The role of miR-145 on phenotype modulation of VSMCs was then investigated in the absence of PDGF stimulation, with VSMCs in the contractile state and interestingly it was shown that overexpression and inhibition of miR-145 levels resulted in decrease and increase in the synthetic phenotype VSMC markers respectively (Cheng et al., 2009b). Inhibition of miR-145 immediately after stenting could therefore reduce neointima formation, by sequestering the VSMC response to injury and phenotype switching through the modulation of the miR- 145 expression.
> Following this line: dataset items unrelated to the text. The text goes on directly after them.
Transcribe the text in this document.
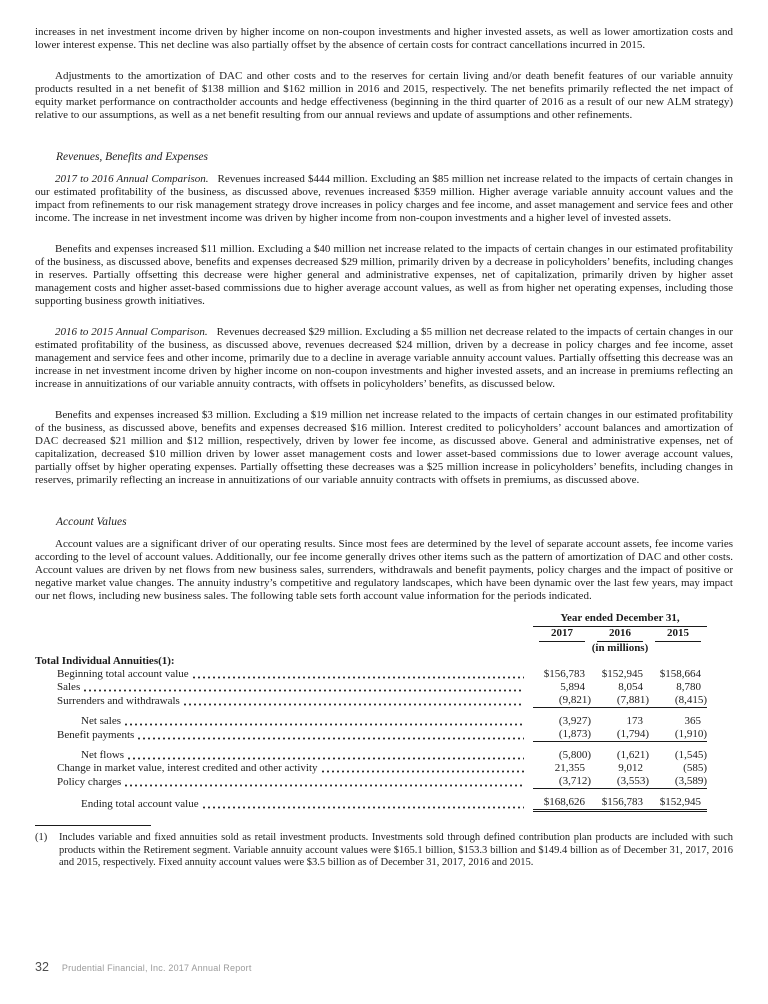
increases in net investment income driven by higher income on non-coupon investments and higher invested assets, as well as lower amortization costs and lower interest expense. This net decline was also partially offset by the absence of certain costs for contract cancellations incurred in 2015.

Adjustments to the amortization of DAC and other costs and to the reserves for certain living and/or death benefit features of our variable annuity products resulted in a net benefit of $138 million and $162 million in 2016 and 2015, respectively. The net benefits primarily reflected the net impact of equity market performance on contractholder accounts and hedge effectiveness (beginning in the third quarter of 2016 as a result of our new ALM strategy) relative to our assumptions, as well as a net benefit resulting from our annual reviews and update of assumptions and other refinements.

Revenues, Benefits and Expenses

2017 to 2016 Annual Comparison. Revenues increased $444 million. Excluding an $85 million net increase related to the impacts of certain changes in our estimated profitability of the business, as discussed above, revenues increased $359 million. Higher average variable annuity account values and the impact from refinements to our risk management strategy drove increases in policy charges and fee income, and asset management and service fees and other income. The increase in net investment income was driven by higher income from non-coupon investments and a higher level of invested assets.

Benefits and expenses increased $11 million. Excluding a $40 million net increase related to the impacts of certain changes in our estimated profitability of the business, as discussed above, benefits and expenses decreased $29 million, primarily driven by a decrease in policyholders’ benefits, including changes in reserves. Partially offsetting this decrease were higher general and administrative expenses, net of capitalization, primarily driven by higher asset management costs and higher asset-based commissions due to higher average account values, as well as from higher net operating expenses, including those supporting business growth initiatives.

2016 to 2015 Annual Comparison. Revenues decreased $29 million. Excluding a $5 million net decrease related to the impacts of certain changes in our estimated profitability of the business, as discussed above, revenues decreased $24 million, driven by a decrease in policy charges and fee income, asset management and service fees and other income, primarily due to a decline in average variable annuity account values. Partially offsetting this decrease was an increase in net investment income driven by higher income on non-coupon investments and higher invested assets, and an increase in premiums reflecting an increase in annuitizations of our variable annuity contracts, with offsets in policyholders’ benefits, as discussed below.

Benefits and expenses increased $3 million. Excluding a $19 million net increase related to the impacts of certain changes in our estimated profitability of the business, as discussed above, benefits and expenses decreased $16 million. Interest credited to policyholders’ account balances and amortization of DAC decreased $21 million and $12 million, respectively, driven by lower fee income, as discussed above. General and administrative expenses, net of capitalization, decreased $10 million driven by lower asset management costs and lower asset-based commissions due to lower average account values, partially offset by higher operating expenses. Partially offsetting these decreases was a $25 million increase in policyholders’ benefits, including changes in reserves, primarily reflecting an increase in annuitizations of our variable annuity contracts with offsets in premiums, as discussed above.

Account Values

Account values are a significant driver of our operating results. Since most fees are determined by the level of separate account assets, fee income varies according to the level of account values. Additionally, our fee income generally drives other items such as the pattern of amortization of DAC and other costs. Account values are driven by net flows from new business sales, surrenders, withdrawals and benefit payments, policy charges and the impact of positive or negative market value changes. The annuity industry’s competitive and regulatory landscapes, which have been dynamic over the last few years, may impact our net flows, including new business sales. The following table sets forth account value information for the periods indicated.

	Year ended December 31,		

	2017	2016	2015
	(in millions)		
Total Individual Annuities(1):			

Beginning total account value	$156,783	$152,945	$158,664

Sales	5,894	8,054	8,780

Surrenders and withdrawals	(9,821)	(7,881)	(8,415)

Net sales	(3,927)	173	365

Benefit payments	(1,873)	(1,794)	(1,910)

Net flows	(5,800)	(1,621)	(1,545)

Change in market value, interest credited and other activity	21,355	9,012	(585)

Policy charges	(3,712)	(3,553)	(3,589)

Ending total account value	$168,626	$156,783	$152,945
(1) Includes variable and fixed annuities sold as retail investment products. Investments sold through defined contribution plan products are included with such products within the Retirement segment. Variable annuity account values were $165.1 billion, $153.3 billion and $149.4 billion as of December 31, 2017, 2016 and 2015, respectively. Fixed annuity account values were $3.5 billion as of December 31, 2017, 2016 and 2015.
32 Prudential Financial, Inc. 2017 Annual Report
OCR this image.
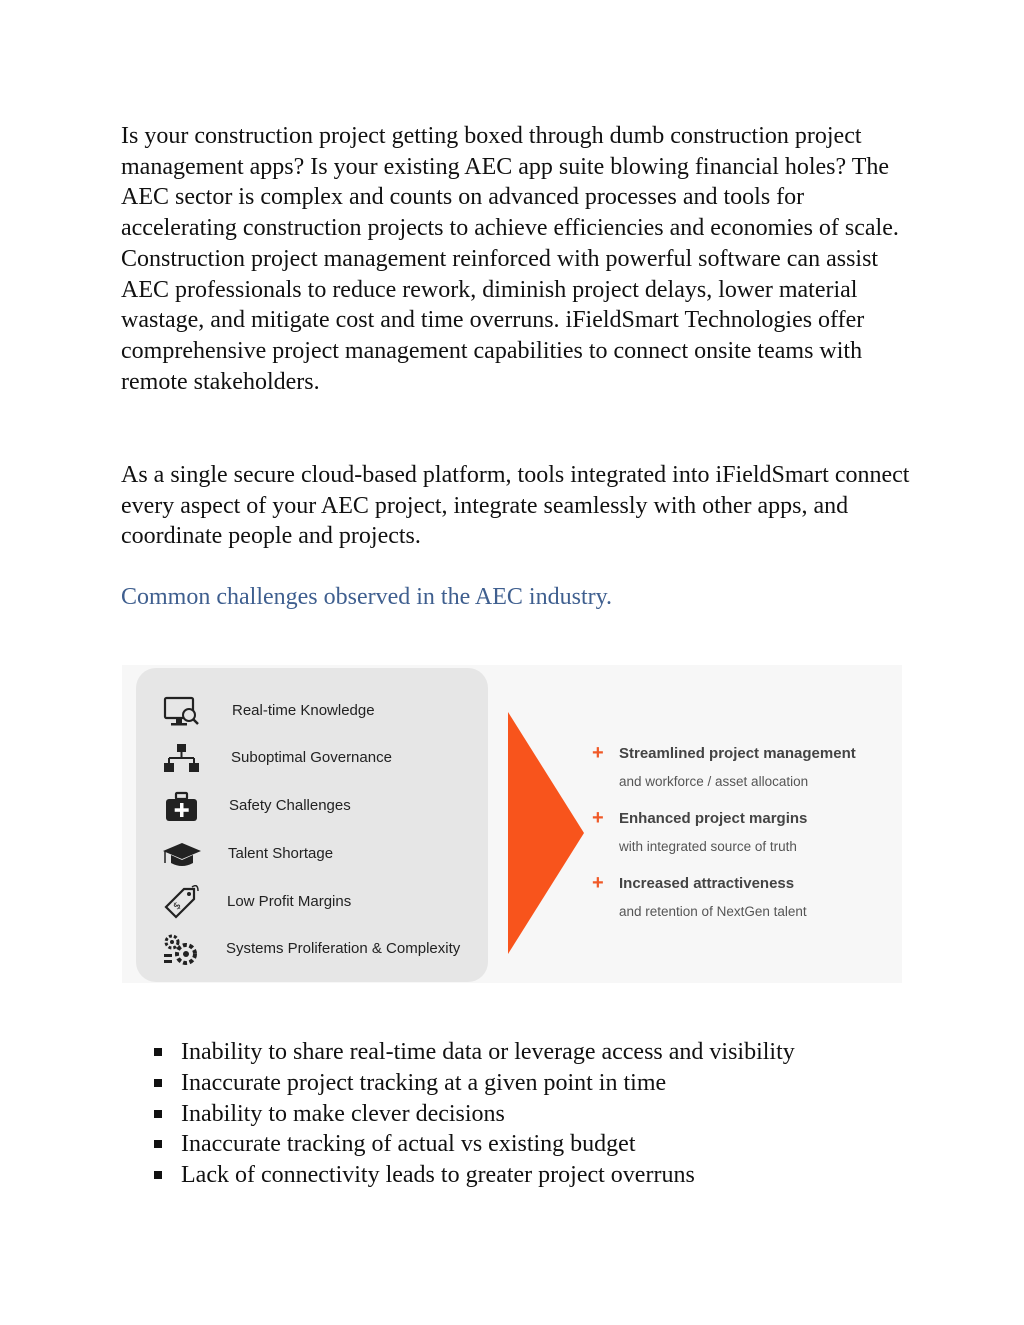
Is your construction project getting boxed through dumb construction project management apps? Is your existing AEC app suite blowing financial holes? The AEC sector is complex and counts on advanced processes and tools for accelerating construction projects to achieve efficiencies and economies of scale. Construction project management reinforced with powerful software can assist AEC professionals to reduce rework, diminish project delays, lower material wastage, and mitigate cost and time overruns. iFieldSmart Technologies offer comprehensive project management capabilities to connect onsite teams with remote stakeholders.

As a single secure cloud-based platform, tools integrated into iFieldSmart connect every aspect of your AEC project, integrate seamlessly with other apps, and coordinate people and projects.

Common challenges observed in the AEC industry.
Real-time Knowledge
Suboptimal Governance
Safety Challenges
Talent Shortage
$	Low Profit Margins
Systems Proliferation & Complexity
+ Streamlined project management
and workforce / asset allocation
+ Enhanced project margins
with integrated source of truth
+ Increased attractiveness
and retention of NextGen talent
Inability to share real-time data or leverage access and visibility
Inaccurate project tracking at a given point in time
Inability to make clever decisions
Inaccurate tracking of actual vs existing budget
Lack of connectivity leads to greater project overruns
In the same year, other key findings were published with regards to the miR143/145 gene cluster role in SMC differentiation. Cordes et al. reported that myocardin upregulated miR-143 and 145 expression culminating in the induction of SMC marker gene expression and myofilament formation (Cordes et al., 2009b). Boettger et al. demonstrated that, VSMCs from a miR-143/145 KO mouse exhibited VSMCs which did not express calponin, smoothelin, which are key contractile VSMC markers. The structure of the arteries also lacked myofilamentous cytoskeletal organisation, suggesting the key role that miR- 143/145 gene cluster plays in the development of the vasculature and again highlighting its potential use as a therapeutic to regain vessel homeostasis after injury (Boettger et al., 2009).
1.6.2.3 miR-221
miR-221 has also been implicated as a potential key regulator of VSMC phenotype, through action via the PDGF signalling pathway. PDGF is well known to promote neointima formation inducing SMC phenotype switching. In a study directed by Davis et al.,miR-221 was found to be transcriptionally induced by treatment of the VSMCs with PDGF, leading to downregulation of p27Kip1. The action of miR-221 on p27Kip1 was shown to be essential for PDGF induced VSMC proliferation (Davis et al., 2009). These findings provide another example of how miRNAs play an important role in the maintenance of SMC behaviour, which leads to the development of them being used as potential therapeutics within the setting of stent deployment. In this case, if a miR-221 inhibitor was administered immediately after stenting, this could act as a suppressor for the PDGF pathway.
1.6.2.4 miR-92a
Tackling ISR by promoting re-endothelialisation could be achieved by the administration of a miR-92a inhibitor. This has been shown to be highly expressed in ECs but not in VSMCs and has been identified to promote EC proliferation when downregulated in vitro, using a BrdU assay. Delivery of antago-miR-92a has also been shown to be effective at preventing neointima formation in vivo after balloon injury of rat carotid arteries. The mode of action that miR-92a was having on EC function was investigated and it was found that key EC intracellular signalling molecules, c-Jun NH2-terminal kinase (JNK) and extracellular signal-regulated kinase (ERK) were increasingly phosphorylated upon inhibition of miR-92a. In addition, through loss of function assays, mitogen- activated protein kinase kinase 4 (MKK4) and Kruppel-like factor 4 (KLF4) were found to be mRNA targets for miR-92a (Iaconetti et al., 2012).